Почему то я так и думала, что с пистолетом отчима обязательно что нибудь случится. Я с недоверием взглянула на суровое лицо чужого, в принципе, человека, ставшего за годы совместной жизни мне роднее многих родных, и, мучимая подозрениями, пошла в свою комнату приводить себя в порядок, чтобы ехать в Москву.
* * *В поисках лучшей доли Эфроны перебрались во Францию и жили на окраине Парижа. Шквал страстей, обрушившийся на их семью, давно утих, оставив после себя два великолепных произведения — «Поэму Горы» и «Поэму Конца», написанных Цветаевой в разгар романа с Родзевичем, — а также мальчика, сына, которого Марина родила еще в Чехословакии. Кто был отец ребенка, Марина не знала. Им мог быть в равной степени как законный муж Цветаевой, так и пылкий любовник.

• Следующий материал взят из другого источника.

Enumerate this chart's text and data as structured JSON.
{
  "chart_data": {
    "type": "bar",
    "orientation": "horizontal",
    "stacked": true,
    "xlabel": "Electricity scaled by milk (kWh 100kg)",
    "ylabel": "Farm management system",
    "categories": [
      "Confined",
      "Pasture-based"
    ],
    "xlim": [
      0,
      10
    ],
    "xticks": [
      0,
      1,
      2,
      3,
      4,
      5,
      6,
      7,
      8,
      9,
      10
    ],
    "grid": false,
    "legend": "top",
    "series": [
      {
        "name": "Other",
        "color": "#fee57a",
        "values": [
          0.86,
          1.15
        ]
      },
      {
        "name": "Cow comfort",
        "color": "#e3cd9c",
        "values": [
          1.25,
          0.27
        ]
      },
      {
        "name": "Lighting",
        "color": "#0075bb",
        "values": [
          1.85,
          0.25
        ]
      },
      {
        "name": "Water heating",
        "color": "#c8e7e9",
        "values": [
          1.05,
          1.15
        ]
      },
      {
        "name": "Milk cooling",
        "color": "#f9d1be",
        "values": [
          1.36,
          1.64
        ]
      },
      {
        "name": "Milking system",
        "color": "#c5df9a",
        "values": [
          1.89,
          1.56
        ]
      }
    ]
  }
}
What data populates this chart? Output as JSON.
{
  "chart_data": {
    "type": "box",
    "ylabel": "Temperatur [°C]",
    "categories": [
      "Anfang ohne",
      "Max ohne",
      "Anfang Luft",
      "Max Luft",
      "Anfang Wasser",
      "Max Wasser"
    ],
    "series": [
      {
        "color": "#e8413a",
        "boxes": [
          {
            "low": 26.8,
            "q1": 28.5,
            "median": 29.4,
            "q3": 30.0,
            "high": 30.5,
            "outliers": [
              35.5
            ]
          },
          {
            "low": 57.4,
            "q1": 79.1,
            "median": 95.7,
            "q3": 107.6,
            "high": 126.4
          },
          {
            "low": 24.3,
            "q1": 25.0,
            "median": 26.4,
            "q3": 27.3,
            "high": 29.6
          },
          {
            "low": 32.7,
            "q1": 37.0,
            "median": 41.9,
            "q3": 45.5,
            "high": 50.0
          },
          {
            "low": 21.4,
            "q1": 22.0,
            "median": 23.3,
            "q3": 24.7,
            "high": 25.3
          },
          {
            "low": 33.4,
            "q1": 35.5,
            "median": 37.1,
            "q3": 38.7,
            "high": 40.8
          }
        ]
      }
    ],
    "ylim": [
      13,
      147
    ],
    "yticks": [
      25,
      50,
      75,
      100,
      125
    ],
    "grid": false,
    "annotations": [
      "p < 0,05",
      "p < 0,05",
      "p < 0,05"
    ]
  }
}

Марину не волновали эти детали, главное, что теперь у нее был сын, о котором она так давно и горячо мечтала. Этот ребенок воспитывался совсем не так, как Аля. Спартанские условия, в которых росла дочь, были неприменимы к ее белокурому ангелу. Малыш рос в любви и неге, все его капризы тут же выполнялись, а в няни ему Марина определила все ту же безотказную Ариадну. Чтобы соблюсти приличия, ребенка записали на имя Эфрона, но, подчеркивая свою непричастность к мальчику, ироничный Сергей называл его не иначе, как Марин Цветаев. Марина же звала сына Мур, досадуя на мужа за то, что не позволил ей назвать малыша Борисом. Иметь в доме тезку своего многолетнего соперника Бориса Пастернака было чересчур даже для терпеливого Эфрона, и он воспротивился Марининой затее, настояв на том, чтобы ребенка назвали Георгием.
Раз, в начале весны, заглянув в эмигрантское кафе «Наполи» выпить чашечку кофе, Сергей заметил за одним из столиков Родзевича. Великодушный Эфрон устремился к недавнему сопернику как к лучшему другу, протягивая руку для рукопожатия. Одно время ходили слухи, что Родзевич после разрыва с Мариной женился на Муне Булгаковой, затем эти слухи сменила весть, что с женой он развелся. В любом случае поминать прошлое Сергей не собирался.
— Костя! Родзевич! Рад вас видеть! — обрадовался супруг Цветаевой.
— Здравствуйте, Сергей, — сдержанно улыбнулся приятель. — Как вы? Как Марина?
— Марина верна себе, — принялся рассказывать Эфрон, барабаня тонкими пальцами по белой в голубую клетку скатерти. — Хоть здесь и считают, что Париж — это центр, а Чехословакия — предместье, и с предубеждением относятся к приезжающим с периферии, Марину приняли очень доброжелательно, но милый мой поэт уже успела поссориться со всей пишущей братией. Критик Адамович, который заправляет литераторами эмигрантами, к Марине неоправданно суров, он объявил ее стихи вульгарными, и все с радостью подхватили эту бессмыслицу. Марина рвет и мечет.
— А с работой тут как? — пропуская досужие рассуждения Эфрона, деловито осведомился Родзевич, всегда отличавшийся прагматизмом. — Можно прилично устроиться?
— Интересуетесь, чем мы живем? — догадался Эфрон. — Нельзя сказать, что шикуем, но кое как перебиваемся. Марина устраивает литературные вечера в арендуемых залах, читает «Лебединый стан», это приносит небольшие деньги. Я снимаюсь в фильмах, правда, в эпизодах, но это уже кое что! — похвастался Эфрон. И быстро добавил: — А впрочем, это совсем не важно. Здесь, в Париже, я встретился с князем Святополк Мирским. Вы не знакомы?